The National Information Technology Development Agency (NITDA) warned Nigerians to be wary of a new Ransomware called IGVM. The agency describes the malware attack as a file-encrypting Ransomware infection that restricts access to data (documents, images, videos) by encrypting files with the “igvm” extension.
According to the Agency, the attackers attempt to extort money from victims by requesting “ransom”, in the form of Bitcoin cryptocurrency in exchange for access to data.
“This crypto-virus spreads in different methods like web injectors, pirated software, spam emails, malicious software bundles, fake software updates, and deceiving online ads,” NITDA said.
The IT regulator added that the primary task of the IGVM ransomware virus is to check people’s computer systems for target file formats and encrypt them using a private RSA key. “Once virus locks the files, it then runs several commands via CMD.exe to delete Volume Shadow Copies from your system. It equally prevents the victims from restoring their file copies for free, using Windows tools.

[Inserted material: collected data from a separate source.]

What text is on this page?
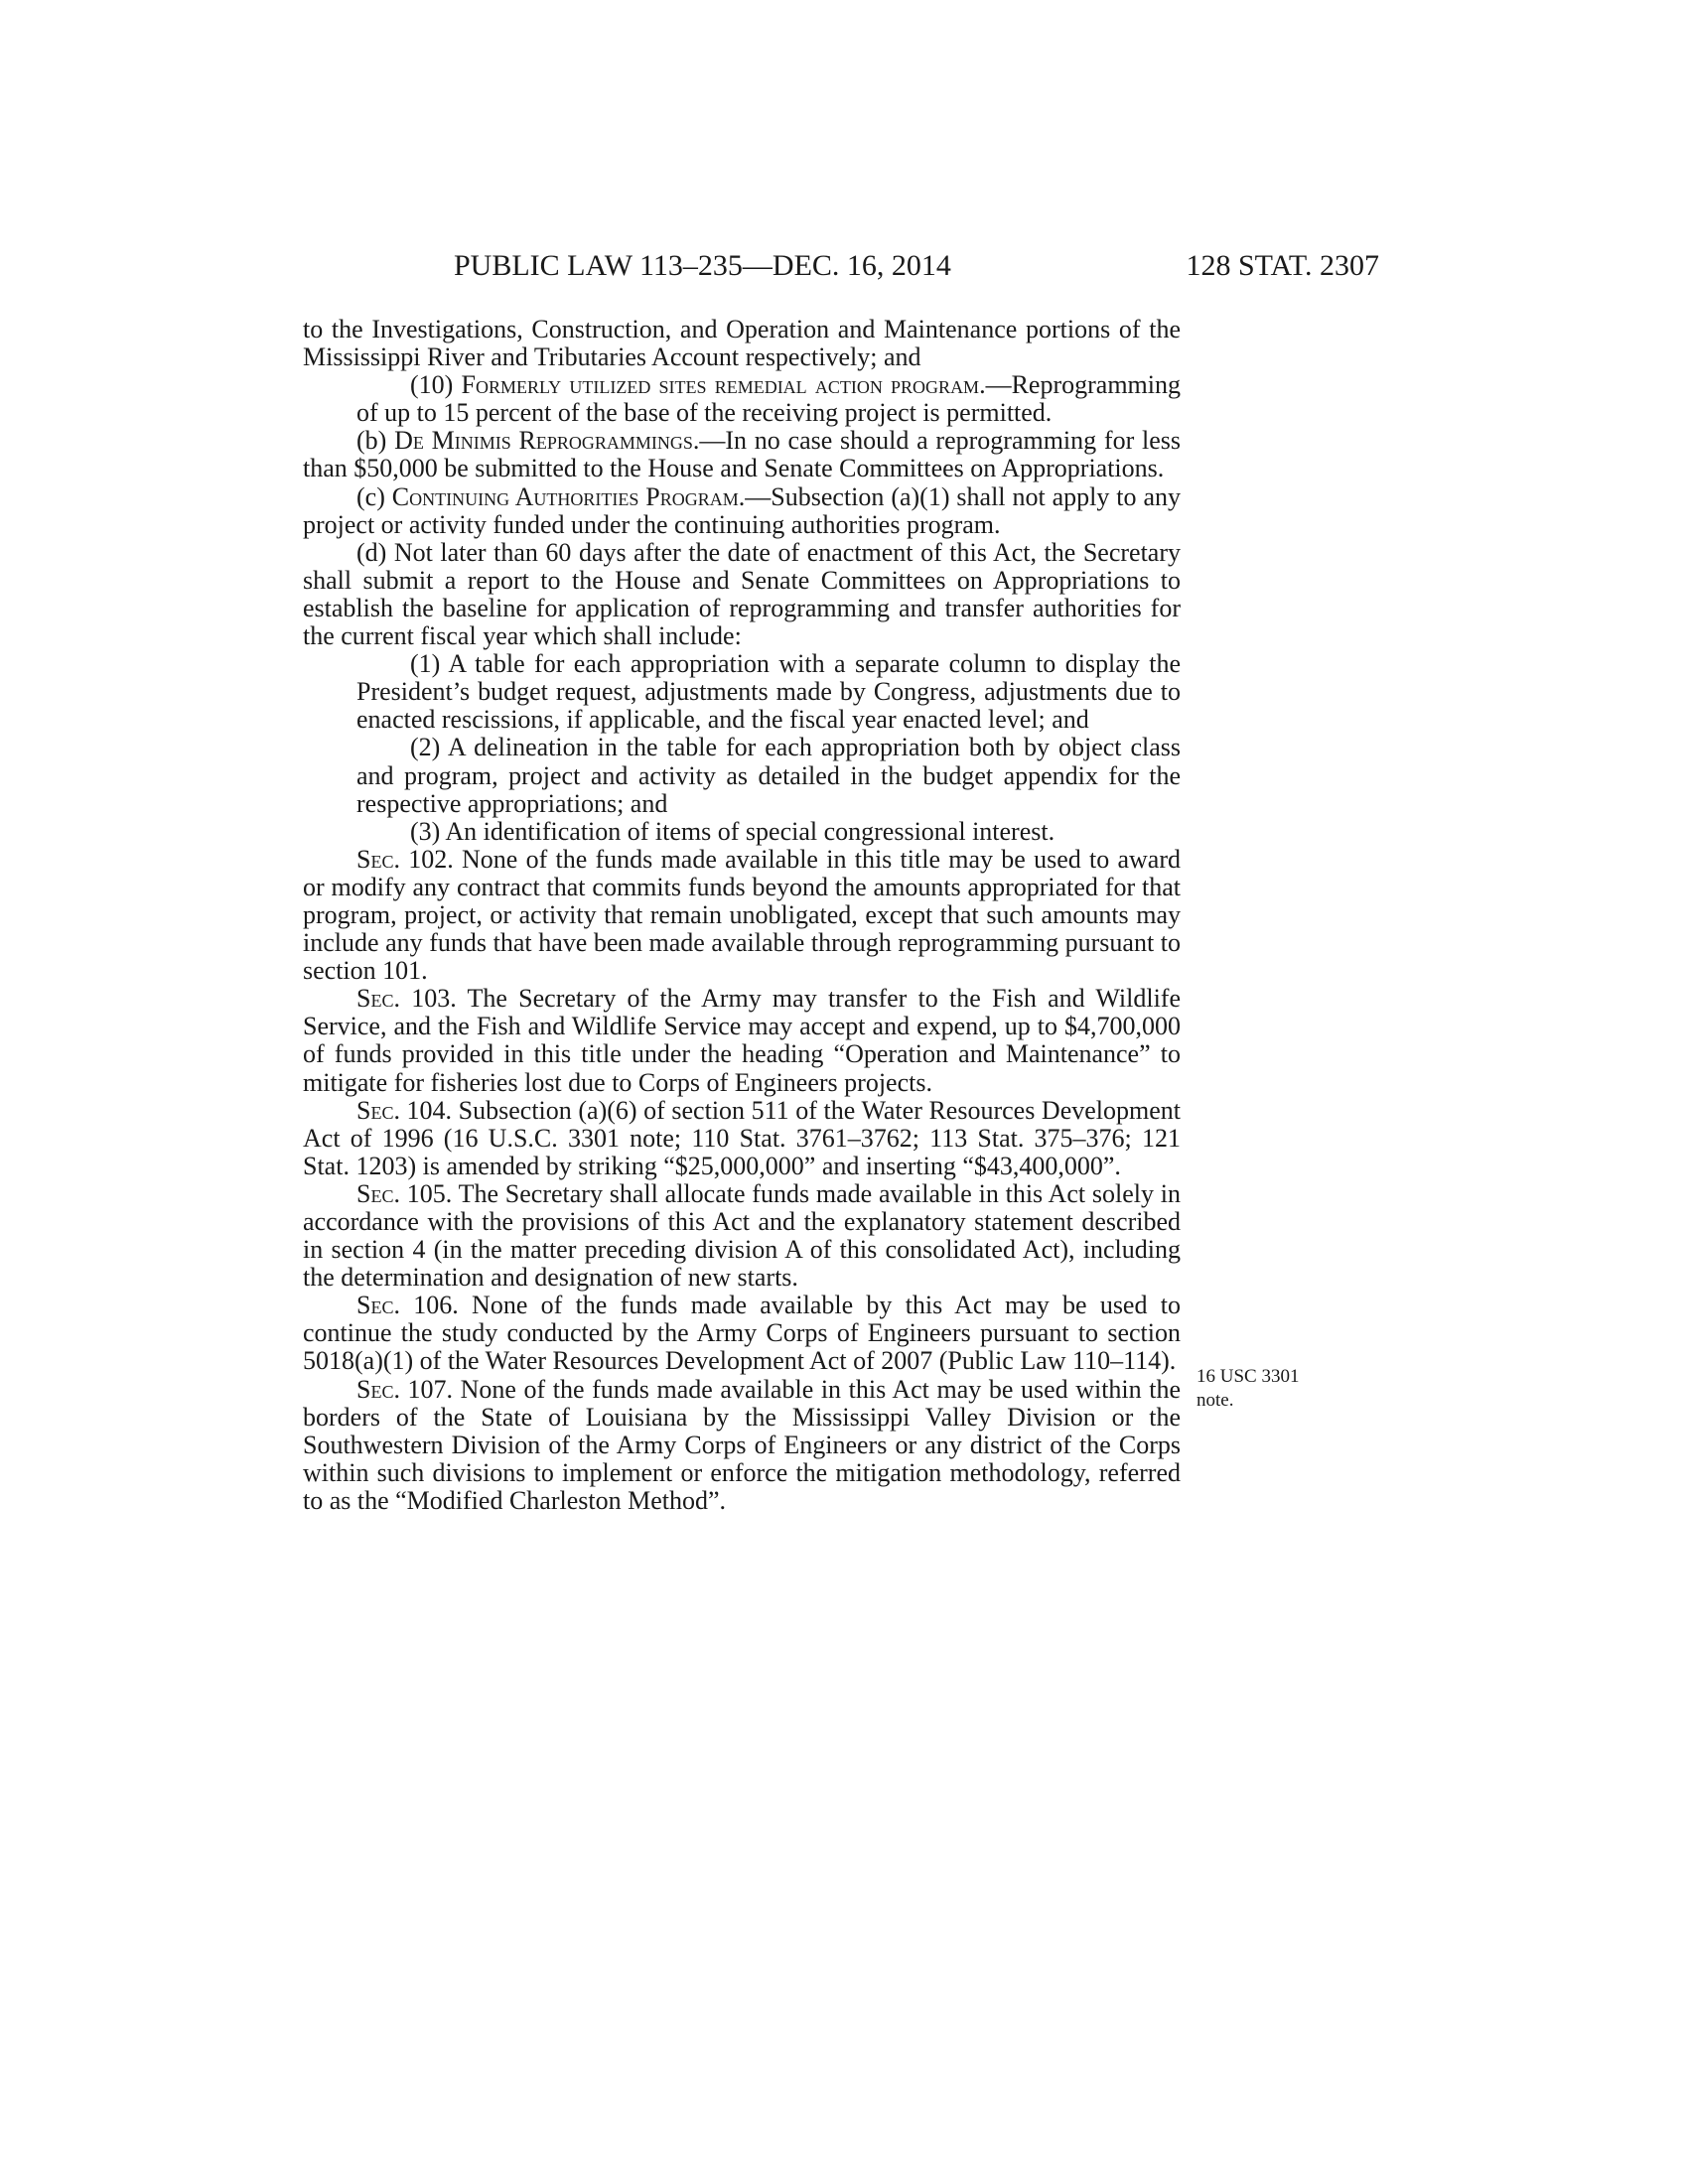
PUBLIC LAW 113–235—DEC. 16, 2014	128 STAT. 2307

to the Investigations, Construction, and Operation and Maintenance portions of the Mississippi River and Tributaries Account respectively; and

(10) Formerly utilized sites remedial action program.—Reprogramming of up to 15 percent of the base of the receiving project is permitted.

(b) De Minimis Reprogrammings.—In no case should a reprogramming for less than $50,000 be submitted to the House and Senate Committees on Appropriations.

(c) Continuing Authorities Program.—Subsection (a)(1) shall not apply to any project or activity funded under the continuing authorities program.

(d) Not later than 60 days after the date of enactment of this Act, the Secretary shall submit a report to the House and Senate Committees on Appropriations to establish the baseline for application of reprogramming and transfer authorities for the current fiscal year which shall include:

(1) A table for each appropriation with a separate column to display the President’s budget request, adjustments made by Congress, adjustments due to enacted rescissions, if applicable, and the fiscal year enacted level; and

(2) A delineation in the table for each appropriation both by object class and program, project and activity as detailed in the budget appendix for the respective appropriations; and

(3) An identification of items of special congressional interest.

Sec. 102. None of the funds made available in this title may be used to award or modify any contract that commits funds beyond the amounts appropriated for that program, project, or activity that remain unobligated, except that such amounts may include any funds that have been made available through reprogramming pursuant to section 101.

Sec. 103. The Secretary of the Army may transfer to the Fish and Wildlife Service, and the Fish and Wildlife Service may accept and expend, up to $4,700,000 of funds provided in this title under the heading “Operation and Maintenance” to mitigate for fisheries lost due to Corps of Engineers projects.

Sec. 104. Subsection (a)(6) of section 511 of the Water Resources Development Act of 1996 (16 U.S.C. 3301 note; 110 Stat. 3761–3762; 113 Stat. 375–376; 121 Stat. 1203) is amended by striking “$25,000,000” and inserting “$43,400,000”.

Sec. 105. The Secretary shall allocate funds made available in this Act solely in accordance with the provisions of this Act and the explanatory statement described in section 4 (in the matter preceding division A of this consolidated Act), including the determination and designation of new starts.

Sec. 106. None of the funds made available by this Act may be used to continue the study conducted by the Army Corps of Engineers pursuant to section 5018(a)(1) of the Water Resources Development Act of 2007 (Public Law 110–114).

Sec. 107. None of the funds made available in this Act may be used within the borders of the State of Louisiana by the Mississippi Valley Division or the Southwestern Division of the Army Corps of Engineers or any district of the Corps within such divisions to implement or enforce the mitigation methodology, referred to as the “Modified Charleston Method”.

16 USC 3301
note.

“Next, the virus modifies Windows HOSTS file by adding a list of domains to it. These domains are mostly computer or IT-related websites, so the attackers capitalise on this measure to prevent the victim from seeking help or information online,” NITDA said.
To guard against the attack, NITDA advised Nigerian computer users to always back up their data and have a recovery plan for all critical information. “Use application whitelisting to help prevent malicious software and unapproved programs from running. Keep operating system and software up-to-date with the latest patches. Maintain up-to-date anti-virus software, and scan all software downloaded from the internet before installing,” the agency advised.
NITDA also advised computer users not to follow unsolicited web links in emails. “Do not download or open suspicious email attachments. Do not open emails from suspicious recipients. Furthermore, if paying up seems like the only reason to get your files back, we strongly advise against ransom payments,” NITDA advised.
NITDA noted that various cybersecurity experts do not recommend paying up due to many reasons, which include that “the criminals might stop responding as soon as money is transferred to their virtual wallet address; the so-called decryption tool can be faulty or fail to work due to data modification on your end; avoiding funding this illegal business model.”
It added that the fact that ransomware operators collect millions in ransoms each year encourages more people to join the cybercrime industry.